From 8pm-3am, six days a week, the same soviet style blue van pulls up next to the kerb in a suburb just outside Krakow old town. The two men get out of the van each night, dressed in white coats like butchers or doctors, and without talking to each other, cook up hundreds of delicious traditional kielbasa (polish sausages) for passers-by. The huge banger is cooked over a wood fire, and served up with a bread roll and a dollop of mustard.. This was polish fast food at its finest, and the que of ten people in front of us let us know we had found a winner…
So… we loved Krakow! Maybe it was because of the city’s compact size, the kielbasa van or the sunny weather, but no doubt the hostel we stayed in made a big difference. Remember the 1994 Jim Carey movie The Mask? The owners of our hostel certainly did, and had themed the hostel around it. Everything from the walls to the sheets fitted with the green inspired colour scheme, and murals adorned the wall of the characters, including the dog… all this, coupled with comfy beds and friendly staff, made it a great place to stay and explore the rest of the city.
Unlike many of Poland’s large cities, Krakow escaped much of the destruction of WWII and so its old town is still intact. It has the largest market square in Europe and is surrounded by some architectural gems like the medieval St.Mary’s church, where a bugler plays from the tower every hour, on the hour, before waving to the crowds below like a rockstar. Like many other town squares in this part of the world, it was surrounded with bars and restaurants and made the perfect place for our new favourite hobby… people watching whilst sipping an over priced beer.

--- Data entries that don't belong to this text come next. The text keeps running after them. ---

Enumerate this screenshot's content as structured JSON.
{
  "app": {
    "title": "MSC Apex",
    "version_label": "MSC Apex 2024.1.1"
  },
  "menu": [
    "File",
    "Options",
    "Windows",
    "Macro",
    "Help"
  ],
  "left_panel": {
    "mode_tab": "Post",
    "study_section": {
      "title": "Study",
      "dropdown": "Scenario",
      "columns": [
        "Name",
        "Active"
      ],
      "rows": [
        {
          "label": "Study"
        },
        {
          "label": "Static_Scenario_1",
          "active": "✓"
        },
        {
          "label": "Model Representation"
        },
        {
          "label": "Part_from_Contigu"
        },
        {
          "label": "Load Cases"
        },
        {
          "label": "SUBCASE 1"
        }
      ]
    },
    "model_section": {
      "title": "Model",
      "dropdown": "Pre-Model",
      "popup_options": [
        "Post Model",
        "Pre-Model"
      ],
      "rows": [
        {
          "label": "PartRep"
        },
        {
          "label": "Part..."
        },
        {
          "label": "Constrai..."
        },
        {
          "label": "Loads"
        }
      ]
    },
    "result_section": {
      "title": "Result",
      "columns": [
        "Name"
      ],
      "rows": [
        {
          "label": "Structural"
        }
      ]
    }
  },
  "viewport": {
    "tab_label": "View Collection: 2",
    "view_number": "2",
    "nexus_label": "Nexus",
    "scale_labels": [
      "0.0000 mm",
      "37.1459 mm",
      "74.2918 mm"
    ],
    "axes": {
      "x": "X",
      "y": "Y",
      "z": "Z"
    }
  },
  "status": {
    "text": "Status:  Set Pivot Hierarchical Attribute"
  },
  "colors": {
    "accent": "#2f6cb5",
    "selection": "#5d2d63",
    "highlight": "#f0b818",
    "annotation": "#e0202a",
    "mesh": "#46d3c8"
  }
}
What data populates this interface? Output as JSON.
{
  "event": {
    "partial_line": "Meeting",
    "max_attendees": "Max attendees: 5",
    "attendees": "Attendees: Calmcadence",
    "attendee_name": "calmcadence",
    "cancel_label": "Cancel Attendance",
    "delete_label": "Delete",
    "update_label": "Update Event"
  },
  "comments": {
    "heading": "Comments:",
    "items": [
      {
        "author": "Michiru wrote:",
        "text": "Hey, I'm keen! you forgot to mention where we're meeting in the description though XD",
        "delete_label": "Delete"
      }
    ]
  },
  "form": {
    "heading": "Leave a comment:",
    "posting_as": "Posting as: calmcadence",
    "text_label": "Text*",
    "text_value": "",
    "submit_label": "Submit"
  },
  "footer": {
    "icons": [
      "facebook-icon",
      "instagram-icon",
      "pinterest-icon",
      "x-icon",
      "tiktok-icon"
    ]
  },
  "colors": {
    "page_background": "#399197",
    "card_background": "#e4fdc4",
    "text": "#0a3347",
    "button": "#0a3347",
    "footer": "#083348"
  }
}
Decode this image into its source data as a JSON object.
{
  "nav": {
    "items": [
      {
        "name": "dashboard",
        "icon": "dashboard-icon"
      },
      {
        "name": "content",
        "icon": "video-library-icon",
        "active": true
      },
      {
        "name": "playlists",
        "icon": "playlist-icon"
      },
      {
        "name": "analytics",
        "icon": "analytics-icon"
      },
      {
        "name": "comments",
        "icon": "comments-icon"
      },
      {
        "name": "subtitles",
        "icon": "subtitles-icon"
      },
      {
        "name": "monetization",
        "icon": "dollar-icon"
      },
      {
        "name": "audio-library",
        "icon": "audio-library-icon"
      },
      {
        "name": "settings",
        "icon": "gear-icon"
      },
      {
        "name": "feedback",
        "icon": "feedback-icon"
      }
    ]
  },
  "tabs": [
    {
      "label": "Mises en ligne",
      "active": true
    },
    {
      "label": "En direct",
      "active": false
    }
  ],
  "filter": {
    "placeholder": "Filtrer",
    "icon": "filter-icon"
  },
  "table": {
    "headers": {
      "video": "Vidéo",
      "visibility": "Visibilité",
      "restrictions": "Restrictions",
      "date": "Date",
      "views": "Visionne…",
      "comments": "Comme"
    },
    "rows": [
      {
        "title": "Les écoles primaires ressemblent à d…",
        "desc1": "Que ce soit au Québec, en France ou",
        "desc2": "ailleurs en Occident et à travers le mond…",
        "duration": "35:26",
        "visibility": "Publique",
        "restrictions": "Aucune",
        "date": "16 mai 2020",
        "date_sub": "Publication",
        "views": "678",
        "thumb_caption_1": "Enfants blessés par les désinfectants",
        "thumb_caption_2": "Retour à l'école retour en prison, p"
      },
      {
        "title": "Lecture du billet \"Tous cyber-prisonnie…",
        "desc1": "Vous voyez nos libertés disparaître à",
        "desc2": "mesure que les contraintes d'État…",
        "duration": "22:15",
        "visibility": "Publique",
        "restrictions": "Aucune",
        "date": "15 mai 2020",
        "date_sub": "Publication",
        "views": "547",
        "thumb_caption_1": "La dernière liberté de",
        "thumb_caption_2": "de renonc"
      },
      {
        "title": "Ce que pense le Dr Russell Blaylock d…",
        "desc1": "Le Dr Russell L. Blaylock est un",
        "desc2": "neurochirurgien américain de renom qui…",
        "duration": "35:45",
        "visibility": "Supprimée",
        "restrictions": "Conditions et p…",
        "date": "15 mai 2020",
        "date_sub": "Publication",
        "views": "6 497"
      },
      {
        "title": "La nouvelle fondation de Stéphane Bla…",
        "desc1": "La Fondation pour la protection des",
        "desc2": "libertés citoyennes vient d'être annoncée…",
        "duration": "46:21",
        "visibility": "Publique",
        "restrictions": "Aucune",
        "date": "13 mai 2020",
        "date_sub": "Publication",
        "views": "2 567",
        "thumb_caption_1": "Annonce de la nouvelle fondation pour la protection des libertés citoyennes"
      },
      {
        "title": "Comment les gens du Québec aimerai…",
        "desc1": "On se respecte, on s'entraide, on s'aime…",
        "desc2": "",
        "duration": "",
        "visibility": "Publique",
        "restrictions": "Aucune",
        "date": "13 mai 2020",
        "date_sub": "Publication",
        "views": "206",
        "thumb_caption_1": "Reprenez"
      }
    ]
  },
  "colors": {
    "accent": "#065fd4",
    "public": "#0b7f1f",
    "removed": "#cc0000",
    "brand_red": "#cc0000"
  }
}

The Wawel castle complex is another medieval treasure in the city and, due to it being on top of one of the city’s only hills, gives great views across the building tops. Inside the castle walls is a collection of museums and a cathedral that I’m sure are all very good, but being cheap backpackers and not wanting to get “museumed out” we chose to visit only one. The state apartments are the rooms that would have been used to host guests at the castle, now filled with art and furniture of its grand past. However, the thing that was most exciting (in our opinion) was the wallpaper.. now I realise this isn’t the most obvious thing to get excited about but the wallpaper in the state rooms was amazing! It was just so old (18th century) and still on the walls…I don’t know why but for some reason it was really impressive… We finished our visit to the castle with a trip to the dragons cave. A place filled with legends of dragons and dragon slayers, but now home to a very cool statue that breathes real fire. They don’t do things by halves in Krakow…
Outside the old town and close to where we stayed was the old Jewish neighbourhood of the city, Kazimierz, complete with several synagogues and museums. It has now become an artsy, bohemian area, with plenty of great bars and cafés, plus a street food area complete with red London bus?! The district is based around its square, where at its centre, in what once was the kosher butchers, now is the best place to buy zapiekanki (polish pizza) in the city. Luckily for us this round building with small hole in the wall cafes also proved the best place to catch an open air gig, with the stage on the roof of the old butchers. While the polish comedy/jazz band played on the roof, the crowd danced on the streets below with a beer in one hand and a zapiekanki in the other.
Of course there is a much sadder part of the polish jewish history of Krakow. During the Nazi occupation of Poland the jewish citizens were forced to live in crowded and unsanitary ghettos, often before ‘liquidation’ when the majority were sent to labour and death camps. The former ghetto is situated on the opposite bank of the river in the Podgorze district of the city, nearby is Shindler’s Factory, now a museum. This is the factory of which the book and film Shindler’s List was based, and it now offers visitors a glimpse into what occupied Krakow was like for its inhabitants. The creaky floors and interactive exhibits were really interesting, even if you did have to push your way through the seemingly never-ending tour groups. We also looked around the Pharmacy Under the Eagle, an enclave of help and hope in the jewish ghetto, and listened to first hand testimony of those who survived.
After well over a year away from a mine site, the geologist in Ryan was feeling some withdrawal symptoms, so lucky for him (and all mineral fans) just outside of the city is the Wielicka salt mines, one of the oldest continuously operated mines in the world. Joining a mandatory tour group, we were secretly thrilled to be given a tiny earpiece to listen to our guide. After months of watching other people, particularly in China, being led around with headphones we were interested to know what all the fuss was about. It was just a shame the guide didn’t hold up a flag for us to follow and we weren’t all wearing matching hats!
The tour led us 135m underground, through a series of chambers and the hundreds of years of history of the mine. It was a little bit like being in the dwarfs liar in Lord of the Rings at times, with a lot of salt sculptures along the way. The highlight was a huge chapel built by three mine employees, complete with salt altar and chandeliers. And I know what you’re thinking, yes we were allowed to lick the walls (Ryan assures us that this is the actual geological way to test for the mineral) and yes they tasted very salty!
So after a great few days in the city, it was time to head for the hills!